Dieses Verhalten ist prinzipiell schon bekannt und charakteristisch für sogenannte photonische Kristalle. In diesem Fall aber beobachteten die Forscher erstmals eine solch starke Farbänderung - zum Beispiel von Rot auf Blau - die gleichzeitig sehr schnell passierte - innerhalb nur weniger Millisekunden.

Damit weist das Material gute Voraussetzungen für den Einsatz bei zukünftigen Generationen von Smarthpones, Tablets oder Notebooks auf. Und auch zu öffentlichen Einsatzzwecken - wie an Bankautomaten oder Gemüsewaagen im Supermarkt - ist es denkbar. Gerade im öffentlichen Raum - an Geräten, die von vielen Menschen genutzt werden - hätte eine berührungslose Variante klar hygienische Vorteile, sagt Bettina Lotsch von der Ludwig-Maximilians Universität München.
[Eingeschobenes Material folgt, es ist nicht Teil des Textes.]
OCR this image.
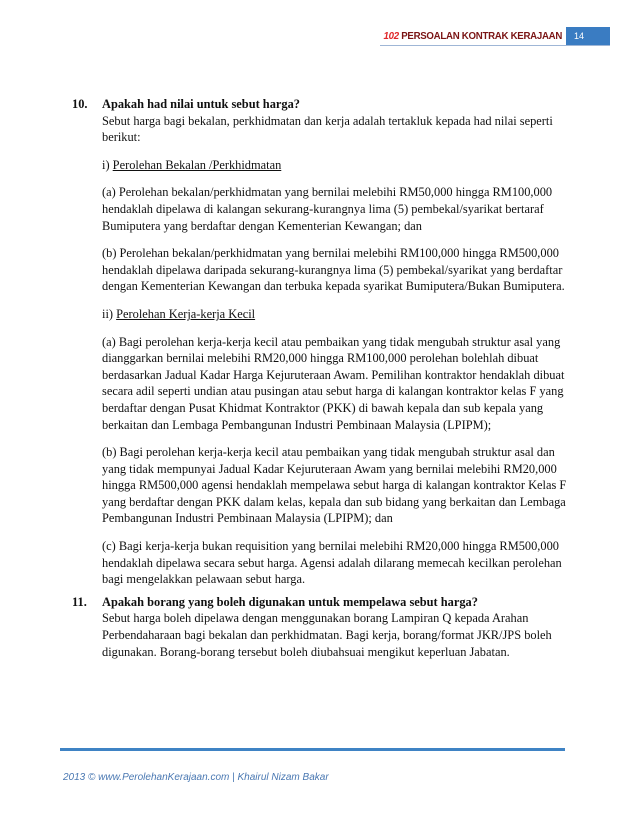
102 PERSOALAN KONTRAK KERAJAAN 14
10.	Apakah had nilai untuk sebut harga?

Sebut harga bagi bekalan, perkhidmatan dan kerja adalah tertakluk kepada had nilai seperti berikut:

i) Perolehan Bekalan /Perkhidmatan

(a) Perolehan bekalan/perkhidmatan yang bernilai melebihi RM50,000 hingga RM100,000 hendaklah dipelawa di kalangan sekurang-kurangnya lima (5) pembekal/syarikat bertaraf Bumiputera yang berdaftar dengan Kementerian Kewangan; dan

(b) Perolehan bekalan/perkhidmatan yang bernilai melebihi RM100,000 hingga RM500,000 hendaklah dipelawa daripada sekurang-kurangnya lima (5) pembekal/syarikat yang berdaftar dengan Kementerian Kewangan dan terbuka kepada syarikat Bumiputera/Bukan Bumiputera.

ii) Perolehan Kerja-kerja Kecil

(a) Bagi perolehan kerja-kerja kecil atau pembaikan yang tidak mengubah struktur asal yang dianggarkan bernilai melebihi RM20,000 hingga RM100,000 perolehan bolehlah dibuat berdasarkan Jadual Kadar Harga Kejuruteraan Awam. Pemilihan kontraktor hendaklah dibuat secara adil seperti undian atau pusingan atau sebut harga di kalangan kontraktor kelas F yang berdaftar dengan Pusat Khidmat Kontraktor (PKK) di bawah kepala dan sub kepala yang berkaitan dan Lembaga Pembangunan Industri Pembinaan Malaysia (LPIPM);

(b) Bagi perolehan kerja-kerja kecil atau pembaikan yang tidak mengubah struktur asal dan yang tidak mempunyai Jadual Kadar Kejuruteraan Awam yang bernilai melebihi RM20,000 hingga RM500,000 agensi hendaklah mempelawa sebut harga di kalangan kontraktor Kelas F yang berdaftar dengan PKK dalam kelas, kepala dan sub bidang yang berkaitan dan Lembaga Pembangunan Industri Pembinaan Malaysia (LPIPM); dan

(c) Bagi kerja-kerja bukan requisition yang bernilai melebihi RM20,000 hingga RM500,000 hendaklah dipelawa secara sebut harga. Agensi adalah dilarang memecah kecilkan perolehan bagi mengelakkan pelawaan sebut harga.

11.	Apakah borang yang boleh digunakan untuk mempelawa sebut harga?

Sebut harga boleh dipelawa dengan menggunakan borang Lampiran Q kepada Arahan Perbendaharaan bagi bekalan dan perkhidmatan. Bagi kerja, borang/format JKR/JPS boleh digunakan. Borang-borang tersebut boleh diubahsuai mengikut keperluan Jabatan.

2013 © www.PerolehanKerajaan.com | Khairul Nizam Bakar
Die entwickelte Struktur reagiert auf Feuchtigkeit (Foto: Max-Planck-Institut für Festkörperforschung).
Noch ist die berührungslose Technik nicht marktreifBild: Advanced Materials 2015/MPI für Festkörperforschung

Geduld nötig

Noch ist es allerdings zu früh, sich auf das berührungslose Display zu freuen. Denn ein paar Fragen müssen noch geklärt werden. Zum Beispiel muss die Struktur mit einer Schutzschicht versehen werden, die vor Verschleiß schützt, aber gleichzeitig die Wassermoleküle durchlässt. Dafür gibt es zwar schon eine Idee, die Umsetzung dürfte aber noch eine Weile dauern.
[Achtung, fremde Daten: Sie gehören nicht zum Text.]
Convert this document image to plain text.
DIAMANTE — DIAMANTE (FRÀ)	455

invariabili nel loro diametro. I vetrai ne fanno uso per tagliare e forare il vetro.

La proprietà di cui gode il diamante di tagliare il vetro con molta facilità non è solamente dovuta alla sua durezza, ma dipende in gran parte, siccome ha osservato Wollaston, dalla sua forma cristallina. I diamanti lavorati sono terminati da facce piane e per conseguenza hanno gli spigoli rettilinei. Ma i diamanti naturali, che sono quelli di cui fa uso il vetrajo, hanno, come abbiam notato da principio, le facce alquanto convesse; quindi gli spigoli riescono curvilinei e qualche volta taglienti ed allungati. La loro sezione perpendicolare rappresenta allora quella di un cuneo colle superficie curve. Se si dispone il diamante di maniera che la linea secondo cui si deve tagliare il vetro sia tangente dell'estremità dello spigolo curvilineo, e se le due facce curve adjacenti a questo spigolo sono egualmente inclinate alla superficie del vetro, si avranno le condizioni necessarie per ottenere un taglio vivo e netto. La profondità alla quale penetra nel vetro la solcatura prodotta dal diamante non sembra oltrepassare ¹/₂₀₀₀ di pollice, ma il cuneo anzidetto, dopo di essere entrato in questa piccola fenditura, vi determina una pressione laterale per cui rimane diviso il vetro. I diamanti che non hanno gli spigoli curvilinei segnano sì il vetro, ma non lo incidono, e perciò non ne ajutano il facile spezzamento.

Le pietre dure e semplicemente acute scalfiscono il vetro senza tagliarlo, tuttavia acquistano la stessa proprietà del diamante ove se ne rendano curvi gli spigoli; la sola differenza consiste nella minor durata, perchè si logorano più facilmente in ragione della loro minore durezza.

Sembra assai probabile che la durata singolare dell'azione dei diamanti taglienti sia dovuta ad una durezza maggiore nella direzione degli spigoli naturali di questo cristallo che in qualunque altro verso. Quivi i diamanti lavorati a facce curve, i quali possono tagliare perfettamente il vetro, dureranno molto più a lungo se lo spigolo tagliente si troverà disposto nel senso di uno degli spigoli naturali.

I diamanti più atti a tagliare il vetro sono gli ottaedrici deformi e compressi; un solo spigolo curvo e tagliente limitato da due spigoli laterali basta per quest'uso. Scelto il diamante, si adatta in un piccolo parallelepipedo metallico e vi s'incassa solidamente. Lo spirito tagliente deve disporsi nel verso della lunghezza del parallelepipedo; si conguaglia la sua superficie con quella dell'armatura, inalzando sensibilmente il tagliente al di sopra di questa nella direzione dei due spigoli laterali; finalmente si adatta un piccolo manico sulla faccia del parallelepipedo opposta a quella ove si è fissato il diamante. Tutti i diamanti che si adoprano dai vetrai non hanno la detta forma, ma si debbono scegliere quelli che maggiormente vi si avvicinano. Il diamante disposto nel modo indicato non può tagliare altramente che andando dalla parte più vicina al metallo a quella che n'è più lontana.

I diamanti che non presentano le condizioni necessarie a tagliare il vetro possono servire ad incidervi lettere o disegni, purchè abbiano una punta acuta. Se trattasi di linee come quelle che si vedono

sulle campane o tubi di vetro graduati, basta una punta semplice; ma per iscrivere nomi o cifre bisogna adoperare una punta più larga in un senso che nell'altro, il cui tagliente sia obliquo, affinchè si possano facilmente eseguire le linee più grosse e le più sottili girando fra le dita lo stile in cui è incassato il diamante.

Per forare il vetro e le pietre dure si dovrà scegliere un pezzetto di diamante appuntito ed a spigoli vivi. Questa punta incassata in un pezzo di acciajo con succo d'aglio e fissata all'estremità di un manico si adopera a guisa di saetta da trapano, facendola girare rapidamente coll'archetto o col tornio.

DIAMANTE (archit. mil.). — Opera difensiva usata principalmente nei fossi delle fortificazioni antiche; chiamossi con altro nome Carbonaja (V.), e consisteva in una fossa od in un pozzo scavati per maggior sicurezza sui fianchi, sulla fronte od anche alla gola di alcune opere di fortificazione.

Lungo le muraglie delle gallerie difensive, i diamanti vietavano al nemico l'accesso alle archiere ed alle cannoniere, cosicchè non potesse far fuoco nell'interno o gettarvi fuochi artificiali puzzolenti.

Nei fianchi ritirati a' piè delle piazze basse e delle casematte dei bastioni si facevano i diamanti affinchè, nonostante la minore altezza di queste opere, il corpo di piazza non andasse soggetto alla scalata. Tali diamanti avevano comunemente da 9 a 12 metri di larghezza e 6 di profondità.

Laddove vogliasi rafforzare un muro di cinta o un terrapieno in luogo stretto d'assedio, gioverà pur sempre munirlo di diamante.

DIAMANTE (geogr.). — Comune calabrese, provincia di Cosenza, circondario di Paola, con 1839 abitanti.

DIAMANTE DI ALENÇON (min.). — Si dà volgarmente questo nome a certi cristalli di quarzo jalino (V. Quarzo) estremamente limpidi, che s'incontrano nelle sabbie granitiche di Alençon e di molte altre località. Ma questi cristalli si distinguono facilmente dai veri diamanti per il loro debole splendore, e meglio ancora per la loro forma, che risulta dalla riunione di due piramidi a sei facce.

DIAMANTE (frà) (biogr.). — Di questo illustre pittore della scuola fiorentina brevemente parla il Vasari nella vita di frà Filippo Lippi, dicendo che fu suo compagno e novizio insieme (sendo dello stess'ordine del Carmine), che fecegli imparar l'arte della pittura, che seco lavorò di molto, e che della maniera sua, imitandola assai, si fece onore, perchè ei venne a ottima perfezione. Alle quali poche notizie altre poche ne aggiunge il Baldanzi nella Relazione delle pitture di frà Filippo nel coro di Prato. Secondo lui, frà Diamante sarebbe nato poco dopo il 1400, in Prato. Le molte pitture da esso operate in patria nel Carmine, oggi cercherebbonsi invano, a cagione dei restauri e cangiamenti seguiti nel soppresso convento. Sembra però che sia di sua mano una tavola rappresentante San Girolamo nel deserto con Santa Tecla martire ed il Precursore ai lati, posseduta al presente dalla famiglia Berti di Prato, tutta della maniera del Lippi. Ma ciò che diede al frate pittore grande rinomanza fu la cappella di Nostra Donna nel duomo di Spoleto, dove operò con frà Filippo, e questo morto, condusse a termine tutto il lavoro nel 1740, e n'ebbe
Und auch hinsichtlich der Alltagstauglichkeit gibt es wahrscheinlich noch Verbesserungsbedarf. Die Bedienung mit Handschuhen etwa dürfte sich wohl schwierig gestalten. Besonders, wo sich clevere Geschäftsleute doch gerade erst spezielle Smartphone-Handschuhe ausgedacht hatten, muss nun bald schon wieder ein neuer Clou her.